The entire project likewise reeks of self-congratulation; it almost feels like Kinberg and co-screenwriter Theresa Rebeck are daring individuals to criticize it, as if having a female-lead and diverse cast exempts the film from any baseline of quality. But this actually speaks to The 355‘s biggest flaw: namely, that it’s as hollow a tale of female empowerment as they come, thinking that simply placing a gun in the hands of its protagonists makes them feminist icons. Let us start with the character of Mason, a woman who sleeps with her male co-worker, Nick (Sebastian Stan), in the film’s fourth scene. Fair enough, as the film industry has long been transgressive when it comes to representation of women asserting their sexual agency, but the film proceeds to go to great pains from here to detail how very much in love with Nick Mason is, which is curious messaging at the very least. There’s also the fact that the film constantly characterizes these women as inescapably emotion-driven, to the point that it gets numerous people killed or injured. In fairness, it should be noted that that same quality is used as narrative justification for what fuels them at film’s end to take down the baddies, but again, what rhetoric is this film spinning?

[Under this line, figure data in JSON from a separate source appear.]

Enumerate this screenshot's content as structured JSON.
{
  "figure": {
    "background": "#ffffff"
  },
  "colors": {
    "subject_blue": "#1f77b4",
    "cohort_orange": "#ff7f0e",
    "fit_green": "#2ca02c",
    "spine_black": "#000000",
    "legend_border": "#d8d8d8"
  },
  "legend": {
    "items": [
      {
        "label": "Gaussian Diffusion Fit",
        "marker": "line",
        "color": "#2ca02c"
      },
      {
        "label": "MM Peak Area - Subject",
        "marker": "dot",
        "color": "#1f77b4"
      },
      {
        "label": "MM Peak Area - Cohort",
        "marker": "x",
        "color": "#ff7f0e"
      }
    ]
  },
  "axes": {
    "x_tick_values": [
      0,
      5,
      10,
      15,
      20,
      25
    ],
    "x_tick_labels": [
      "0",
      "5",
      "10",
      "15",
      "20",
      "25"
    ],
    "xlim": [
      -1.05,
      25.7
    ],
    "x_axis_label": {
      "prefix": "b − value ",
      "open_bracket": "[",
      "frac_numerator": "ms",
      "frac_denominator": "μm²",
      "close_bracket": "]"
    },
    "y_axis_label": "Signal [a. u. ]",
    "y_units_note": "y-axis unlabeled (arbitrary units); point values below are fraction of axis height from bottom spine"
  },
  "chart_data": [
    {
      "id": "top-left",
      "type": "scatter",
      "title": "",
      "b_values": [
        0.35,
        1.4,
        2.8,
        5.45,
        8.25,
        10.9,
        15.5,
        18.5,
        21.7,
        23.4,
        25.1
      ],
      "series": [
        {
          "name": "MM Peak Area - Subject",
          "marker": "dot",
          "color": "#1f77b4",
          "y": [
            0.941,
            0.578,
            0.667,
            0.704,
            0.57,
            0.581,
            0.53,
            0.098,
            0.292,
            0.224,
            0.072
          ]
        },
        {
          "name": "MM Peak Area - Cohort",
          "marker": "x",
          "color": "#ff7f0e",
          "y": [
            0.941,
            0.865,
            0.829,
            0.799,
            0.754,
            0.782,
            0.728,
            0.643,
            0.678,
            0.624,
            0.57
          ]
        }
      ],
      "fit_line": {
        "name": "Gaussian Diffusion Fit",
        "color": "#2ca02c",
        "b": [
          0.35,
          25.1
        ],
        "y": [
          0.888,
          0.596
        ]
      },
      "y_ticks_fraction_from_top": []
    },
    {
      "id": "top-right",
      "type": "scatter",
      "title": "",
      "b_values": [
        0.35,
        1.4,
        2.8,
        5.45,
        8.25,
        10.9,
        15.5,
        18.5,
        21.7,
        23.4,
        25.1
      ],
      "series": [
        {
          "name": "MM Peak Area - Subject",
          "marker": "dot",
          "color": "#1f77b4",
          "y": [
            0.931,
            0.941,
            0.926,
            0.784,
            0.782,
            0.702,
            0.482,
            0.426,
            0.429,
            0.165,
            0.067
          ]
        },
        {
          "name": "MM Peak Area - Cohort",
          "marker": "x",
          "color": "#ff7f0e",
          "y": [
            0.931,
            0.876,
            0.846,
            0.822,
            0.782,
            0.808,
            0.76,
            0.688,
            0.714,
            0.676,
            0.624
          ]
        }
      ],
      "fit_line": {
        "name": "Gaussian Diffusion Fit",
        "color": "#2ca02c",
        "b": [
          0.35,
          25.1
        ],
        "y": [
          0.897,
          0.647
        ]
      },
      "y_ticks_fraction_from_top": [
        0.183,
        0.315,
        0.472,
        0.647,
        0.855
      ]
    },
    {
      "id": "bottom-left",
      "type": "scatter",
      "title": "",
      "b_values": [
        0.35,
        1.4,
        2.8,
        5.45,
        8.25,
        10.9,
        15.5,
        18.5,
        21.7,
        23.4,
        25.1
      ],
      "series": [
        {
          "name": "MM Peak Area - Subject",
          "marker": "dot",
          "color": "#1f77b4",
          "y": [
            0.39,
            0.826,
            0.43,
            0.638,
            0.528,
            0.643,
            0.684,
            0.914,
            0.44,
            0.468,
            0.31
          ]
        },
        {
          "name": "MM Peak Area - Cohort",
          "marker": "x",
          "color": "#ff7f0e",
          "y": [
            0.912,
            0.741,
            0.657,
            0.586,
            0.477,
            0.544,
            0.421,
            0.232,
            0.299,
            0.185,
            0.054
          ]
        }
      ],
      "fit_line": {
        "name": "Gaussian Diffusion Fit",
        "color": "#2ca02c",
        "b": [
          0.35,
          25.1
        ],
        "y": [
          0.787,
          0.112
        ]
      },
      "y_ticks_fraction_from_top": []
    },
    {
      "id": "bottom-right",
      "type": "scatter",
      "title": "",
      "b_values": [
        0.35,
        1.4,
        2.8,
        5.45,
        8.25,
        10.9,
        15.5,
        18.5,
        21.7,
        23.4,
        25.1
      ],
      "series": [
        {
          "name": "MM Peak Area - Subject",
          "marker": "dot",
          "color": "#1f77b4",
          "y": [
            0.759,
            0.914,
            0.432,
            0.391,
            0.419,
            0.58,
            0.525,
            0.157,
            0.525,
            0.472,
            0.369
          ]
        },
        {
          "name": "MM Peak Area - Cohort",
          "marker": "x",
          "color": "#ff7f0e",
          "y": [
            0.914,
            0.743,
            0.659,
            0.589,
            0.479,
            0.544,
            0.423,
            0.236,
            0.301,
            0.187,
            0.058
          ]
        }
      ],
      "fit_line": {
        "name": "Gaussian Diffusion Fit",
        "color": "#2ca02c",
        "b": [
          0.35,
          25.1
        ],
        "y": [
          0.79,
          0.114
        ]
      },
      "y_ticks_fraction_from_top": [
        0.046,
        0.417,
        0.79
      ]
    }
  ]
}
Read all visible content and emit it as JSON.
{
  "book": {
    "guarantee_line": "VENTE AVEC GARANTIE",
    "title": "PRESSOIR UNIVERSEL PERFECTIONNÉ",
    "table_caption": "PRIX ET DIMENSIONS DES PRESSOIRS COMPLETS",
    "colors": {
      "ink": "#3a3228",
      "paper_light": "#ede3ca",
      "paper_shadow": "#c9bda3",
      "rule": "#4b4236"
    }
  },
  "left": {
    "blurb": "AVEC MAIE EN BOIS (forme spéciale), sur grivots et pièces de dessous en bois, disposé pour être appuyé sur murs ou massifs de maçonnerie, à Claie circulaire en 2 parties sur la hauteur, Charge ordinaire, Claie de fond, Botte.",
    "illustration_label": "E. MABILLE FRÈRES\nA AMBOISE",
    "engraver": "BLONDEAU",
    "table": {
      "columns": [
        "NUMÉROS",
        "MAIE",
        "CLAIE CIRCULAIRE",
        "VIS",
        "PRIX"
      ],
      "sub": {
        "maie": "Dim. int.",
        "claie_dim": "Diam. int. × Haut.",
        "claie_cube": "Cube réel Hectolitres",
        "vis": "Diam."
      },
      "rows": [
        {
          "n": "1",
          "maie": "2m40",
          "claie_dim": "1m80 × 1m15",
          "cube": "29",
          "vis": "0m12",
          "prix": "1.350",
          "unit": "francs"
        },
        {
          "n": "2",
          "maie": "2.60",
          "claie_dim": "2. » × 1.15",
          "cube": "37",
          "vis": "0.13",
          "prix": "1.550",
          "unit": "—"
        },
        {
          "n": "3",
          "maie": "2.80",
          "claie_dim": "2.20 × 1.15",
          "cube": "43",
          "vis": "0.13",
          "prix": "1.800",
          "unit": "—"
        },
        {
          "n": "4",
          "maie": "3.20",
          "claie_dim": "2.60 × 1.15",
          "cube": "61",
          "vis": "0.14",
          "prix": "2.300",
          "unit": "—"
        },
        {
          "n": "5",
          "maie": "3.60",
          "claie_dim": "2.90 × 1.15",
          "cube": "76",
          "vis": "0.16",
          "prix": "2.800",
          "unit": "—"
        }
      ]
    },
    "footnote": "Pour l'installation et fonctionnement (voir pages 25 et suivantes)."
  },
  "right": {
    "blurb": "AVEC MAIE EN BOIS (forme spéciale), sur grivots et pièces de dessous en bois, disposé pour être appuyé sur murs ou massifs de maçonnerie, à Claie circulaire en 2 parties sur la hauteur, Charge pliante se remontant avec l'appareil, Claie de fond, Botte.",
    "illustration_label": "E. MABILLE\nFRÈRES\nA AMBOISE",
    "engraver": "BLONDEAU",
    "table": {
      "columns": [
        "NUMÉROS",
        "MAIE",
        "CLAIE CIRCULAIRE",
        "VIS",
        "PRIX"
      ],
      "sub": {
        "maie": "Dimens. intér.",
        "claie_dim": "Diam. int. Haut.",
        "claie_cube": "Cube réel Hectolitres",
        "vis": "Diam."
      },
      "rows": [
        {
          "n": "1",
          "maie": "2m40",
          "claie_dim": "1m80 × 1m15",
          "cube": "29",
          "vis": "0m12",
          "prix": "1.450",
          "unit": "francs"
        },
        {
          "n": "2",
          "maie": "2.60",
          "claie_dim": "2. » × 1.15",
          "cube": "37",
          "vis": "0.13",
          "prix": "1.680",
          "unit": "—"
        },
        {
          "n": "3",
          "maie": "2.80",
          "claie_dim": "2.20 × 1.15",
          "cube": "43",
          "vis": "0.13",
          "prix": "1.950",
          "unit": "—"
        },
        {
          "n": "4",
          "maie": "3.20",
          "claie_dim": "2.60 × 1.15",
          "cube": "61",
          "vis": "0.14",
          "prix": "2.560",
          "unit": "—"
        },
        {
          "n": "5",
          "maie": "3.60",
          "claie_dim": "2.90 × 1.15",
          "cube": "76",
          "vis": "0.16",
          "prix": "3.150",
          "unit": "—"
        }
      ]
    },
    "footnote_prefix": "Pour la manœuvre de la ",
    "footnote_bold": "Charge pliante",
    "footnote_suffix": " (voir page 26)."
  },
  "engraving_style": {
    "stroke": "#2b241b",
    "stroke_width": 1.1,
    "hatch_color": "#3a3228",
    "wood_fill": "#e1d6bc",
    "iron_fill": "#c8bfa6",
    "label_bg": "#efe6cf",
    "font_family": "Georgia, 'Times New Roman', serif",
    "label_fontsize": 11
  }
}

The 355 takes stereotypes that have been used for years to keep women down and simply reinforces them, even as Kinberg and co. seem to be under the misguided belief that they are reappropriating them for purposes of empowerment. Graciela solemnly intones to Mason as one point, “You were manipulated by a man. It happens. It’s not your fault,” as if you can practically hear the high-fives being exchanged between the filmmakers. Even on the action front, the film fails miserably, as Kinberg opts for Bourne-era shaky cam and frenetic editing that obscures his protagonists’ balletic ass-kicking. The cast is uniformly committed, but this vacuous fluff is so obviously beneath them. If there’s a silver lining to The 355, it’s that the film is admittedly a bit better than Ava, Chastain’s last attempt at action stardom. But that praise is faint to the point of transparency, and both Chastain and audiences can do much better than The 355.